Forests provide 80% of the Earth’s biodiversity and some 1.6 billion people worldwide depend directly on forests for food, shelter, energy, medicine and income. However, these forest benefits, as assessed by the United Nations (UN), face new threats from the Covid-19 pandemic. “Before the pandemic, many countries were working hard to reverse the loss of native forests and increase protected areas designated for biodiversity conservation. Some of these gains are now threatened by disturbing trends of increased deforestation of primary tropical forests,” writes UN Secretary-General Antonio Guterres in the foreword to the Global Forest Targets 2021 report.
According to the report, released on April 26th, 2021, indigenous peoples and local communities, return migrants and urban workers are now being pushed deeper into the woods in search of food, fuel, shelter and protection from the risks of Covid-19, placing additional stress on ecosystems.

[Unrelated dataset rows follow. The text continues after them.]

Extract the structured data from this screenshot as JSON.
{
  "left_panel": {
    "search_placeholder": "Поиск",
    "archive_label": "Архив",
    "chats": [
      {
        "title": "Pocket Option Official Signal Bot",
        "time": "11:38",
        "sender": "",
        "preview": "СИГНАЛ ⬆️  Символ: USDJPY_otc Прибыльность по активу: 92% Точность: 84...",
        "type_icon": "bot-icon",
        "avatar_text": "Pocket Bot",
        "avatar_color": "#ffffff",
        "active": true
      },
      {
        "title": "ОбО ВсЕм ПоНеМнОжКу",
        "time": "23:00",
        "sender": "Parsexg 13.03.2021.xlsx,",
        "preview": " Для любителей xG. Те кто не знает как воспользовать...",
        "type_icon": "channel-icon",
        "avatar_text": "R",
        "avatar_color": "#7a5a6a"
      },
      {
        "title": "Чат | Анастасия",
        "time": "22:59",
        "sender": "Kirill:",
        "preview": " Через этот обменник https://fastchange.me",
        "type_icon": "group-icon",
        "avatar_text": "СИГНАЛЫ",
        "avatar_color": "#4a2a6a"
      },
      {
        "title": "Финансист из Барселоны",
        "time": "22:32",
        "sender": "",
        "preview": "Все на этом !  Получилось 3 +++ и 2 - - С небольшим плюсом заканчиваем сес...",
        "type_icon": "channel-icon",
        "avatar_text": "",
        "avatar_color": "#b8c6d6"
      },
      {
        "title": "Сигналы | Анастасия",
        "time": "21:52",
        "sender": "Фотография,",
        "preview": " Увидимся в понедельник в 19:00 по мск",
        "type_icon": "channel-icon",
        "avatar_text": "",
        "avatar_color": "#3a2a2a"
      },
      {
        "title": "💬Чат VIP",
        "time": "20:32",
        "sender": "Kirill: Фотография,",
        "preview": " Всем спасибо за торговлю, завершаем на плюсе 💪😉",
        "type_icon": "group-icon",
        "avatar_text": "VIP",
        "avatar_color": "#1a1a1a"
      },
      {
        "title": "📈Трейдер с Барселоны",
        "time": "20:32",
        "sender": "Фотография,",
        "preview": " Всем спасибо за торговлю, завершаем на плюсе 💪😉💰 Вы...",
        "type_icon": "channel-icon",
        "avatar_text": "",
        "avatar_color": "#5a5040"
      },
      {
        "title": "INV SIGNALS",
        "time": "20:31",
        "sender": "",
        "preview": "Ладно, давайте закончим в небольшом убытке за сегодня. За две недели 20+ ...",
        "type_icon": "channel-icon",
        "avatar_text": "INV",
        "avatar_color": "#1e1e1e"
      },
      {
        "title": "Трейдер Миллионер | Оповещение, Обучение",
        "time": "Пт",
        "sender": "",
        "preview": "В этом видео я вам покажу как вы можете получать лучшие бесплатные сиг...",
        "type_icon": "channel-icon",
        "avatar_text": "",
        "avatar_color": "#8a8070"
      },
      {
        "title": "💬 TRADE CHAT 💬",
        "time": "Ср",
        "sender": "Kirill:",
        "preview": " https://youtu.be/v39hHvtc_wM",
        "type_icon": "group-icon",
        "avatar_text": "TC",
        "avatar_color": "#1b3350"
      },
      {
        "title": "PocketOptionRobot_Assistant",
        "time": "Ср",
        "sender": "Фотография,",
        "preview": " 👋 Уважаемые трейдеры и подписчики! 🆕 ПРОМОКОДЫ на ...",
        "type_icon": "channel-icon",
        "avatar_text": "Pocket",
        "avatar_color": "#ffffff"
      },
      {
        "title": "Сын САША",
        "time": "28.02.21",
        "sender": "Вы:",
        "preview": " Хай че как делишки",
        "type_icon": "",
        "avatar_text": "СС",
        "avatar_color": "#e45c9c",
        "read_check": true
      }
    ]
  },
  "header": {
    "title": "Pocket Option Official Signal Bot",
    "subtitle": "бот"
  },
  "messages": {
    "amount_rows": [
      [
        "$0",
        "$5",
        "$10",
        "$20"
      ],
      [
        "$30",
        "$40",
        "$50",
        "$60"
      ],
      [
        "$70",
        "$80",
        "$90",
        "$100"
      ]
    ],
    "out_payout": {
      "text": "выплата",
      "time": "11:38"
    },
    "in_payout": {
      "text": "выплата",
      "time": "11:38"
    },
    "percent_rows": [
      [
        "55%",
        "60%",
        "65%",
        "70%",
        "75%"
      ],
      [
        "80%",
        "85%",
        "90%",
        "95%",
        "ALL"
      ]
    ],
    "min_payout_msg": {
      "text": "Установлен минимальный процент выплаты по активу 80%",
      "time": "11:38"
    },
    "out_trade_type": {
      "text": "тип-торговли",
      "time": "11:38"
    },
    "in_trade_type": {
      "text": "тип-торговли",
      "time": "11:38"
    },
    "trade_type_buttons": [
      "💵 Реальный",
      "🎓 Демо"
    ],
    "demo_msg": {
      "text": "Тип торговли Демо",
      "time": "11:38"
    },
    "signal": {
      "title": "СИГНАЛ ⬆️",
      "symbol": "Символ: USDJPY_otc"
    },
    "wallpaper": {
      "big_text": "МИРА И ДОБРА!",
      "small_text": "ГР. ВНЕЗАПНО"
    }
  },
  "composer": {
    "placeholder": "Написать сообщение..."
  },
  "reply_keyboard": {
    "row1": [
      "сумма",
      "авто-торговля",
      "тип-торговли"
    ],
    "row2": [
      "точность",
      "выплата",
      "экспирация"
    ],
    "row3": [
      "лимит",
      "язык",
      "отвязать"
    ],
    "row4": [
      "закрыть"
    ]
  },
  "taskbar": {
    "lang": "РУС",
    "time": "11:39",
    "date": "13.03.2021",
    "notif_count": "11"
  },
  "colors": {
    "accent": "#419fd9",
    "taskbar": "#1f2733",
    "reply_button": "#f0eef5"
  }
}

The vulnerability of Congo Basin forests has increased
In Africa, the forest peril from the coronavirus pandemic is combined with the traditional threats of land degradation, pests and invasive species, fires, storms, droughts, increasing rural poverty, unemployment, population growth and industrial agriculture. In Cameroon, for example, nearly 100,000 hectares of forest are threatened by agro-industrial projects, according to a study published on April 28th, 2021 by Global Forest Watch.
In a broader sense, the forests of Central Africa are more sensitive than others to climate and demographic changes, as indicated by an international study published on April 21st, 2021 by researchers from the Centre de Coopération Internationale en recherche agronomique pour le développement (CIRAD) and the Institut de recherche pour le développement (IRD). The scientists clearly focused their concerns on the Democratic Republic of Congo (DRC). “The country is home to half of Central Africa’s tropical forests and combines both anthropogenic and climatic pressures. The population is exploding. It is estimated that between 2000 and 2085, the population of the DRC will increase sevenfold. By 2085, there may not be much left in the DRC if nothing is done today,” says Maxime Réjou-Méchain, an ecologist at the IRD.
It is therefore in this context, exacerbated by the devastating effects of the covid-19 pandemic, that the report on the 2021 global forestry objectives of the United Nations Economic and Social Department comes into play. “I urge all actors, including governments, business and civil society, to take urgent action to halt deforestation, prevent forest degradation and restore forests,” says Antonio Guterres.